The third and long term challenge for the trade union movement is to organise and increase their membership across the economy. Given the gravity of the challenge some American unions have begun dedicating 30 percent of their expenditure to organising.  The absence of a centralised partnership agreement with government on how to exit the economic crisis provides an opportunity to make this a priority. It frees up time and resources for ICTU to refocus their raison d’être.  Organising requires a coordinated strategy across different unions and sectors. A collective fund whereby each trade union affiliated to the Irish Congress of Trade Unions (ICTU) would designate at least 15 percent of its expenditure (but could vary according to size and income) should provide the necessary resources to make this an immediate strategic priority.
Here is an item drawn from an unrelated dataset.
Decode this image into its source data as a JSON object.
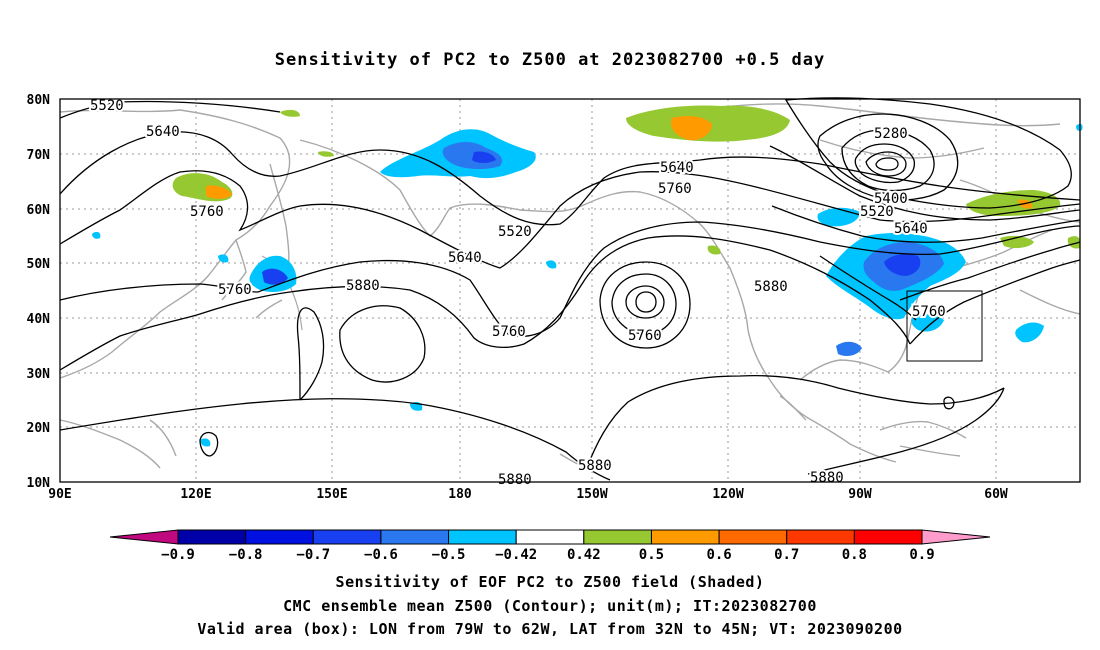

What is the future – the organising union?

In politics, the absence of a clear collective strategy is a recipe for failure. The same logic applies to the trade union movement. The national partnership agreements have been and will continue to be a means to an end. Trade unions will continue to want access to the policy making apparatus of government. They will continue to struggle for social and economic justice. In this regard they will adopt whatever collective strategies are available to that end. But, strategic capacity requires strengthening the position of labour in its relationship to capital. The only way to do this is to organise and increase trade union density. Making this a priority should be the overarching strategic objective of trade unions in the coming years. It requires a move away from simply servicing the interests of their members to actively engaging in political activity. The first step in this regard is to rapidly improve and popularise an alternative political economic analysis on the type of society the Irish labour movement envisages for the 21st century.